Not like real meat – IT IS REAL MEAT
Current agricultural production methods have a devastating impact on the environment and society. Raising livestock to feed more people more protein will only make the situation worse.
Meatable is leading the charge in revolutionizing how we produce and consume meat. With groundbreaking technology that produces planet-friendly meat in days instead of months/years, Meatable is setting a new standard for efficiency, sustainability, and scalability in the food industry. Their cultivated meat technology is designed to complement and integrate into traditional meat supply chains, offering opportunities for partnerships that strengthen the entire system.

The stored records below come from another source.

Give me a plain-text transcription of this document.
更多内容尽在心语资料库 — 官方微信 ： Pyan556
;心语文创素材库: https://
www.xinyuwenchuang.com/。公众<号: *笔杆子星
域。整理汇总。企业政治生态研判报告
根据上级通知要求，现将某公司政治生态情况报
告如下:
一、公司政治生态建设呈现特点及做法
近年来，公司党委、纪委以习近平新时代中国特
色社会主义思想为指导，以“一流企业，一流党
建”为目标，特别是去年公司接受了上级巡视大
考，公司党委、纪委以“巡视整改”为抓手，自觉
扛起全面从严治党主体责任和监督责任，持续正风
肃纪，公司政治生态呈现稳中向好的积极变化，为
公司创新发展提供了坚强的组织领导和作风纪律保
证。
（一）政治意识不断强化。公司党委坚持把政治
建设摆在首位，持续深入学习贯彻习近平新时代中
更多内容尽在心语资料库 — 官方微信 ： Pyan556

Traditional agriculture does come with negative consequences: impact on the quality of our soil and water, its negative contribution to climate change and the number of animals required. But demand for protein is set to grow by another 70% by 2050. Collaboration between big meat and cultivated meat is the only viable answer to today’s challenges. The solution lies not in replacing the traditional industries, but in working together to really make an impact.
Cultivated meat saves animals
The average person consumes about 7,000 animals in their lifetime. To put that in perspective, that’s 11 cows, 27 pigs, 2,400 chickens, 80 turkeys, 30 sheep and 4,500 fish per person! We can all recognize that that is a lot of animals.
The new natural
Cultivated meat done the Meatable way doesn’t require animal lives at all. To make meat for food, we take a sample from an unharmed, healthy, happy, living animal. That would be more than 70 billion animal lives saved per year if we all switched to cultivated meat.
Cultivated meat is healthier
Antibiotics are used in traditional farming as a growth promotion strategy as well as a disease prevention strategy. Unfortunately, we sometimes ingest those antibiotics when we eat meat from animals treated with them. This has been a major contributing factor to antibiotic resistance by dangerous bacteria.
Also we are increasingly aware of the danger of zoonotic diseases (diseases that can cross species from animals to humans, including COVID-19) arising from animal agriculture and slaughter. These diseases are particularly problematic in factory farming and abattoirs where animals and people are in constant close contact.
Cultivated meat is a better use of space
Animals are big, and they need to be outside. Animal agriculture generally uses greenfield development, which involves incredible deforestation to develop grazing spaces or factory sheds. In fact, animal agriculture is the leading cause of deforestation globally.
With cultivated meat, unlike with animal agriculture, we have the opportunity to leverage creative production spaces that are a more flexible use of space, such as multi-story, mixed-use buildings. Imagine, for example, going to the grocery store and picking up a package of pork chops that were produced on a different level of the very same building.